Mi torna in mente la storia di un bambino di circa otto anni, che mi piaceva molto per via della sua vivacità e del suo spirito. Provavo però anche pena per lui perché era tormentato e lottava da morire quando il suo lato oscuro emergeva. Osservavo la sua sicurezza spavalda venir meno ogni volta che doveva tornare a casa, dove sapevo che sarebbe stato soggetto all’asprezza di quegli atteggiamenti violenti e umilianti che lui stesso riproponeva con gli altri bambini. Un giorno, un bambino più piccolo piangeva e tutti gli altri, capeggiati da lui, lo schernivano: “Un bebè che frigna, un bebè che frigna!”. Perciò intervenni, abbracciai la vittima e dissi agli altri che quella era proprio la cosa giusta da fare, quando le persone sono tristi o ferite hanno bisogno di piangere. Dissi che sapevo che tutti loro qualche volta piangevano, e che era un bene, perché se non avessero pianto abbastanza ora che erano giovani, da grandi avrebbero dovuto dare un sacco di soldi agli psichiatri.


I bambini accolsero pensosi l’informazione. Avevano già avuto modo di capire che ero loro alleato e stavo dalla loro parte, perciò raccoglievano quello che gli offrivo, anche se spesso differiva da ogni altro messaggio ricevuto a casa o a scuola.


Uno dei giorni seguenti rimasi scioccato nel vedere il bambino più piccolo che gridava mentre il mio piccolo bulletto lo prendeva a pugni. Lo tirai indietro e lo guardai negli occhi.


“Che stai facendo?” gli domandai. “Be’”, replicò quel monello con un lampo birichino nello sguardo, “ci hai detto che piangere ci faceva bene, quindi io lo stavo aiutando!”

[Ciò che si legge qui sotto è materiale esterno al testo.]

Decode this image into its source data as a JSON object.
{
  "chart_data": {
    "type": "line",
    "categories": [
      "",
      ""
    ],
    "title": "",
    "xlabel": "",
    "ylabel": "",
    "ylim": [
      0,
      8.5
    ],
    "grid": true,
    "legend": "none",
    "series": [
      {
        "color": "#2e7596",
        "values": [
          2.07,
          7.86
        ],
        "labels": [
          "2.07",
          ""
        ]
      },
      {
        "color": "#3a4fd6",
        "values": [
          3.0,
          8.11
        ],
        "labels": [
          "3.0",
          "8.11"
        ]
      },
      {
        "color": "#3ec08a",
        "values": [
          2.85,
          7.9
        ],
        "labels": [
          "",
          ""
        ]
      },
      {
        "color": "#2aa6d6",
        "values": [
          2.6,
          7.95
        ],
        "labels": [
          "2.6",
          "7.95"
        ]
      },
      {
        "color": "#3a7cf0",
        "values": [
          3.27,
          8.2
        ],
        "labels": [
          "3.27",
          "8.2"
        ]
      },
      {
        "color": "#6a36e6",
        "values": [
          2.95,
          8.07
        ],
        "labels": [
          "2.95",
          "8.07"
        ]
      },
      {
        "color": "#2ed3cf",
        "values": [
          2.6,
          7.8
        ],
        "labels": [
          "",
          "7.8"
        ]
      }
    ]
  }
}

Scoppiammo tutti a ridere, abbracciai entrambi i bambini e dissi: “Forse non vi ho detto che non si aiuta nessuno facendogli male. Visto che a tutti capita di farsi male, credevo che lo aveste capito. Fare la lotta ogni tanto può essere divertente, ma senza picchiare, perché fa male. Quello che dovete imparare non è come aumentare il dolore, ma come aiutarvi reciprocamente. Come fermare uno che fa male a un altro e come ascoltare chi sta male.”


Credo e spero che abbiano ricevuto anche il mio messaggio di ammenda. Molti anni dopo avrei rivisto alcuni dei miei studenti, ormai adulti e con famiglia, e tutti mi dissero che ero l’insegnante che davvero ascoltavano, e ciò che avevo detto loro li aveva accompagnati sempre e ora li aiutava con i loro stessi figli.


Dopo la nascita del nostro secondo bambino, Emmy e io trasformammo la nostra casa in una succursale dell’asilo, e per una stagione trascorremmo le giornate non solo con i nostri due figli, ma anche con altri sette o otto bambini di genitori che lavoravano fuori casa. Potete ben immaginare come fosse una condizione ideale e sfiancante per mettere in pratica il programma di Gordon sui genitori efficaci e gli insegnamenti del Re-evaluation Counseling che stavamo giusto imparando.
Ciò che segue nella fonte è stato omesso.